Olav

Auf nach Norwegen

Von Kallsedet fahren wir auf einer unbefestigten Straße, ca. 40 km, über einen unbewachten Grenzübergang nach Norwegen. An der Grenze ändert sich der Straßenbelag, ab hier gibt es wieder eine asphaltierte Straße mit Mittelstreifen. Der norwegische Zoll kümmert sich um diesen Grenzübergang nur hin und wieder.

Unser Ziel an diesem Tag ist Trondheim. Auf einem Campingplatz in der Nähe dieser Stadt stellen wir Auto und Wohnwagen im Regen ab. Morgen geht es mit dem Bus ins Zentrum.

Am nächsten Morgen stellen wir fest, daß wir an der Rezeption keine Euros in Norwegische Kronen tauschen können, und der nächste Geldautomat vor der Abfahrt des Buses nicht mehr erreicht werden kann. In der Hoffnung, dieses Problem dann eben im Bus lösen zu können, steigen wir ein. Aber leider nimmt der Busfahrer keine Euros an und entschuldigt sich, dass wir nicht mit Kreditkarte zahlen können. Trotzdem nimmt er uns mit.
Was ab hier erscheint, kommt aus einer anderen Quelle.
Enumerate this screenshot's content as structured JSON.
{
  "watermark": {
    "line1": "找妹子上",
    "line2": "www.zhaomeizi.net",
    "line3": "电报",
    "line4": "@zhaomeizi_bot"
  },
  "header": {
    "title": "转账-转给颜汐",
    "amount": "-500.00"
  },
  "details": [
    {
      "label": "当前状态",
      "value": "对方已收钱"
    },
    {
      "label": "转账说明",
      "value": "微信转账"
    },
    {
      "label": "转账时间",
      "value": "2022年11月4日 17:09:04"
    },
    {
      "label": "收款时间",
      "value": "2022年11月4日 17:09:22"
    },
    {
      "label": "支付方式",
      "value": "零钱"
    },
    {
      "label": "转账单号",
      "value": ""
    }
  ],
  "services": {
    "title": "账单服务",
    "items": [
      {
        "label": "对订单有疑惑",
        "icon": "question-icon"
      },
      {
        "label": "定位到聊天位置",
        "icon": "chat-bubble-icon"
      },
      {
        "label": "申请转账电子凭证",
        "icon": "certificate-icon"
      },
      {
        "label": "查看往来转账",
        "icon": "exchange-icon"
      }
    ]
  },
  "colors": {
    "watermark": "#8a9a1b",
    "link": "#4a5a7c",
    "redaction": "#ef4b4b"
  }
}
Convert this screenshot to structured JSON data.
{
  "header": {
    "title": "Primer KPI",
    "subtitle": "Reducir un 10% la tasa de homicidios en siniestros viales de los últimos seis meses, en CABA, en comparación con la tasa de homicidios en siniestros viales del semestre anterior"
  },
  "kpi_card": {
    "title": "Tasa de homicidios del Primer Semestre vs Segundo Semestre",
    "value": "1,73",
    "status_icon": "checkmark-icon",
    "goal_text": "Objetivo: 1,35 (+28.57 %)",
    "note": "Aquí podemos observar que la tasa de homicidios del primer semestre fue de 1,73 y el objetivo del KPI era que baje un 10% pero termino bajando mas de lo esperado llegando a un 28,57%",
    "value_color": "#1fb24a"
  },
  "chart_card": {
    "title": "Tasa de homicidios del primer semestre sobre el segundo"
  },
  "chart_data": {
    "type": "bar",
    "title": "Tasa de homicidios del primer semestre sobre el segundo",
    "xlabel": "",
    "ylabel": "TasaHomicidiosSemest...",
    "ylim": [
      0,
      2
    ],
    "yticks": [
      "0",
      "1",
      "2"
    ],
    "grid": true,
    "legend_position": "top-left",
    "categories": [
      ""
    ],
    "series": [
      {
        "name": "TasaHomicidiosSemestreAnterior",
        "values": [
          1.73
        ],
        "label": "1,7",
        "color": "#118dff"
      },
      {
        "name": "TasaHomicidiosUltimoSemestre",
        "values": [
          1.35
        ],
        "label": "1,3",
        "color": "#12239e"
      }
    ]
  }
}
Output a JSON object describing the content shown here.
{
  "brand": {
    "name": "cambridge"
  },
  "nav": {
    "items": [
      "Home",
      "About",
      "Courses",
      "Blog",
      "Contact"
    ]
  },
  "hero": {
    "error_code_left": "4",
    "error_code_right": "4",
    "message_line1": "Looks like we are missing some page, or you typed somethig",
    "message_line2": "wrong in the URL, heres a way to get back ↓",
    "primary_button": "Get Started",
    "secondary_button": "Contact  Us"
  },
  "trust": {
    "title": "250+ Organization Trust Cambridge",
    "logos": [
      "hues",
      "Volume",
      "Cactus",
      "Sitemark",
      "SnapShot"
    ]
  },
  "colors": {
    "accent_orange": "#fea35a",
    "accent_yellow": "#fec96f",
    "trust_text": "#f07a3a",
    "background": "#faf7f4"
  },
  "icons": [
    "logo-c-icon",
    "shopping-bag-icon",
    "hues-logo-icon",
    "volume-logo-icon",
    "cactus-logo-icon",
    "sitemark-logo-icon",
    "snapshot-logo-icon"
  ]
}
Im Zentrum angekommen, fallen uns amerikanische Oldtimer auf, die auf dem Marktplatz unter der Statue des Wikingerkönigs Olav-Tryggvason zur Schau gestellt werden. Die Besitzer sind entsprechend dem Alter des Fahrzeugs gekleidet. Sie unterhalten sich mit Kollegen und Passanten, während sich die Frauen im nahegelegenen Einkaufszentrum Byhaven amüsieren. Gerne posieren sie in ihrem Pettycoat für ein Foto.

Unweit davon befindet sich die königliche Residenz. Mit ihren 140 Zimmern ist sie der grösste Holzpalast Nordeuropas, der im 18. Jahrhundert erbaut wurde.

Der Nidarosdom, der auf dem Grabe Olav’s erbaut wurde, ist die weltweit nördlichste gotische Kathedrale. Bereits 1070 wurde der Bau begonnen, beendet aber erst um 1300. Der Wikingerkönig Olav gilt als Stadtgründer und weil er ebenfalls das Christentum nach Norwegen gebracht haben soll, wurde er heilig gesprochen.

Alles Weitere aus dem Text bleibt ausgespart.